The Apple Watch depends on a successful ecosystem. If it does, it won’t be a market creator, but a market disruptor. blog.mindrocketnow.com
The loss of the prefix “i” is quite significant: the Apple Watch is not meant to be an evolution of the existing Apple i-environment, it’s not Apple doing the same thing that it has for the past 7 years. It’s not class-creating, but class-leading. It’s not one-design-fits-all, but hugely customisable. It’s not a feature-packed smart watch, but an update to the classic Patek Philippe that you’ve always lusted after. It’s as much jewellery, as technology. The dropping of the “i” shows that it’s not trying to be uniquely Apple, but individually yours.
If it’s not all of those things, what is it? Here’s where it becomes a bit tricky, because the Apple Watch’s strength is that there isn’t a closed list of use cases that it fulfils. What it does will depend upon how its sensors are used, how it displays data, in other words which apps become important. It’s unclear to me what those apps will be, but we can draw parallels from the evolution of the iPhone.
Its flexibility is its key strength. That means providing sensors and data processing/ display capabilities not hobbled by stock apps. It’s a full computer running a variant of iOS. It has WiFi, Bluetooth, GPS, NFC, accelerometer, and heart-rate sensors. It has a retina touch sapphire (scratch-proof) screen, speakers, microphone and a taptic (programmable vibration) feedback. It has mag-safe inductive charging, so even powering it up will look cool.
Apple has announced some cool apps (cut-down Apple maps routing + taptic feedback for pedestrian directions without needing to look at your device), some creepy (sharing your heartbeat…), and some genuinely important (making secure payments by not sharing credit card details or even taking out your wallet). It’s the taptic feedback that’s the most interesting to me, the way that the watch can create a unique sound + display + sensation in response to its sensors. However, it’s what developers other than Apple choose to do with all this that creates the magic.
There’s an established precedent of apps emerging over time to improve the range of use cases. Thanks to apps, using my iPhone as a phone is low down on the list of things I want to do with it. As I posted last time, it’s not even the top consideration when buying its replacement. I’m excited to see how creative apps will improve my tech life in ways that I haven’t yet imagined. I’m pretty sure it won’t be just telling the time.

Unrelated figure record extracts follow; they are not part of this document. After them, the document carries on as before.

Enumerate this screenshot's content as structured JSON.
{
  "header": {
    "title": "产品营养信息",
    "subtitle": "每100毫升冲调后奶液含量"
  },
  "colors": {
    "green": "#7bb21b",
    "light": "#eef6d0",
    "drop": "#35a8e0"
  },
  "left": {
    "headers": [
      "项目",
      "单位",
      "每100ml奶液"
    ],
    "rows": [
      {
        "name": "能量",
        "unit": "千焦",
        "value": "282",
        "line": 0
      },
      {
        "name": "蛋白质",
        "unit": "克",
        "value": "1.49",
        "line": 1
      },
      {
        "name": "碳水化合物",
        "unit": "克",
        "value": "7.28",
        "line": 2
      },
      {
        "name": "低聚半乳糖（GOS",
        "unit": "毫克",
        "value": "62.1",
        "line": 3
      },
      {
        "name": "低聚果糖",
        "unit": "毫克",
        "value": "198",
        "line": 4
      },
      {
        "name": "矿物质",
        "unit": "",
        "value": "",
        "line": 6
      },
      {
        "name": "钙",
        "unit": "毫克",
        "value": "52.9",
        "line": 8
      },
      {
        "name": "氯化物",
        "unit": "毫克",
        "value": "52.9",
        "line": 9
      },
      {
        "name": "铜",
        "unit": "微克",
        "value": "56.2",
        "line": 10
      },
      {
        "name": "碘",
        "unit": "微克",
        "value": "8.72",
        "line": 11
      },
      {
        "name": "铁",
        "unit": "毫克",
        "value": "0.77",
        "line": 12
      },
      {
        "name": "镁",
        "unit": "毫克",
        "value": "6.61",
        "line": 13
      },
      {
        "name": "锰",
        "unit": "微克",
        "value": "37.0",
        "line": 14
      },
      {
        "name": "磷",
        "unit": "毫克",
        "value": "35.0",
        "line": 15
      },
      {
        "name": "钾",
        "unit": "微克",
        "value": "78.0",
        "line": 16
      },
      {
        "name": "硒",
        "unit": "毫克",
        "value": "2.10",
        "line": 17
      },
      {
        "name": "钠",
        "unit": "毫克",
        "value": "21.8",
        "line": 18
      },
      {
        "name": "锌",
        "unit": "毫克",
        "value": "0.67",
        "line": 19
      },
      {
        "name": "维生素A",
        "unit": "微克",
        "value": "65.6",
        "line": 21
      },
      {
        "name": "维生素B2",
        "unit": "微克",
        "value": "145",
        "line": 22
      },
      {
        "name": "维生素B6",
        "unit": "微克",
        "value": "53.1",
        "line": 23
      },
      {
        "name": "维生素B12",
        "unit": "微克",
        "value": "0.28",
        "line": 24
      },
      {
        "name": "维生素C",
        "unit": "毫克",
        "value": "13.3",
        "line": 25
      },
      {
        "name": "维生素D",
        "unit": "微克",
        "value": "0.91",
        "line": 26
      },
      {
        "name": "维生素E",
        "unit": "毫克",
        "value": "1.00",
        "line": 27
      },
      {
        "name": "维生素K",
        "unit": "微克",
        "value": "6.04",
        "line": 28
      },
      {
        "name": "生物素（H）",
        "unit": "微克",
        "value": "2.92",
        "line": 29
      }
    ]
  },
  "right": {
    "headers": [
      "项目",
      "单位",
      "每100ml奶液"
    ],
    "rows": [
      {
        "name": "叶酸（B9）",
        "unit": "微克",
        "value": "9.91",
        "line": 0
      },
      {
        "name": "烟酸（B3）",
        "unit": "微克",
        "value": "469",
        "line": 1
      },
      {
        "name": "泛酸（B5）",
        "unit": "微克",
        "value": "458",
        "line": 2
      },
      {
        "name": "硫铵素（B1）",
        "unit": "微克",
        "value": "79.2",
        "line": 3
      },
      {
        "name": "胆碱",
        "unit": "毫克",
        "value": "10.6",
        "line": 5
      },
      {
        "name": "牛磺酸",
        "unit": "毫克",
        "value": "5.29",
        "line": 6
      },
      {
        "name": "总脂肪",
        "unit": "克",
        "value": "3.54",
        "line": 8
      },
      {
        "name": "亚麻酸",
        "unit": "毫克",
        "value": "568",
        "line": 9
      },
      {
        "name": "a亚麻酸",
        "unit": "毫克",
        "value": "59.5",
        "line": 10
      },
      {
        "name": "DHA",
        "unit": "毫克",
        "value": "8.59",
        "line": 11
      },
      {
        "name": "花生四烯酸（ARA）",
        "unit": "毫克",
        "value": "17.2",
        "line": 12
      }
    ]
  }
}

Not knowing what it does best is one of many things not to like about this first generation device. It’s chunky, because of the screen and therefore the battery needed to power it. However, its battery life is projected to only last a day, which means that health monitoring your sleep habits is out. It doesn’t have 3/4G so it many interesting apps that require a data feed won’t work independently of an iPhone (and the Apple Watch will never work with any other phone OS).
Current battery technology means that it’ll wear out in 5-10 years, and it won’t be replaceable so you’ll have to buy another watch, so its amortised cost could be $100 p.a., which makes it even more expensive. (To compare, that $1,000 Omega will outlast you, and a new battery will be $30 every couple of years.) It won’t actually be available until Q1 2015, by which time Pebble and Samsung will have launched new improved versions of their current, market-tested smart watches, in time for Christmas. Oh, and the Apple Watch 2 will be launched in September 2015.
I’m deliberately overlooking the jewellery aspect of the Apple Watch, as it’s the least compelling aspect, at least to me. I’ve read some interesting speculation regarding the pricing. We can all guess that the “starting at” $349 price will be for the least desirable variant: the lowest memory, smallest screen, rubber strap “sport” edition. The price point that the most bling gold (not just plated, but for real life 18k gold) “Edition” edition will be playing at the gold Rolex $5,000 end.
There is a precedent: think Vertu, then sigh in relief that you’re not into wearing a Swarofsky-styled mirror-ball on your wrist. Even though that price is eye-wateringly high (remember, the Apple Watch probably only has a 5-10 year life span), it’s still low in comparison to luxury watches. That gold Rolex is nearer $35,000. Apple will be a disruptor once again, but to a completely different industry. Perhaps that’s what Jony Ive meant when he said that the Swiss watch industry was in “trouble”.
I wrote back in May “The iPhone 1 was also crucially under-featured, only running on GPRS networks rather than 3G. It was a disappointment, when compared to its competitors in most respects, apart from one: the software and industrial design was so strong, its fundamentals are still market-leading today.” It seems that history has repeated itself at the launch of the Apple Watch.
There’s plenty to be confused about regarding the Apple Watch. The first gen may not change our lives as is, but will be the shape of things to come, literally. And it will change both the tech and the luxury watch markets, because Apple’s mojo is still sky high.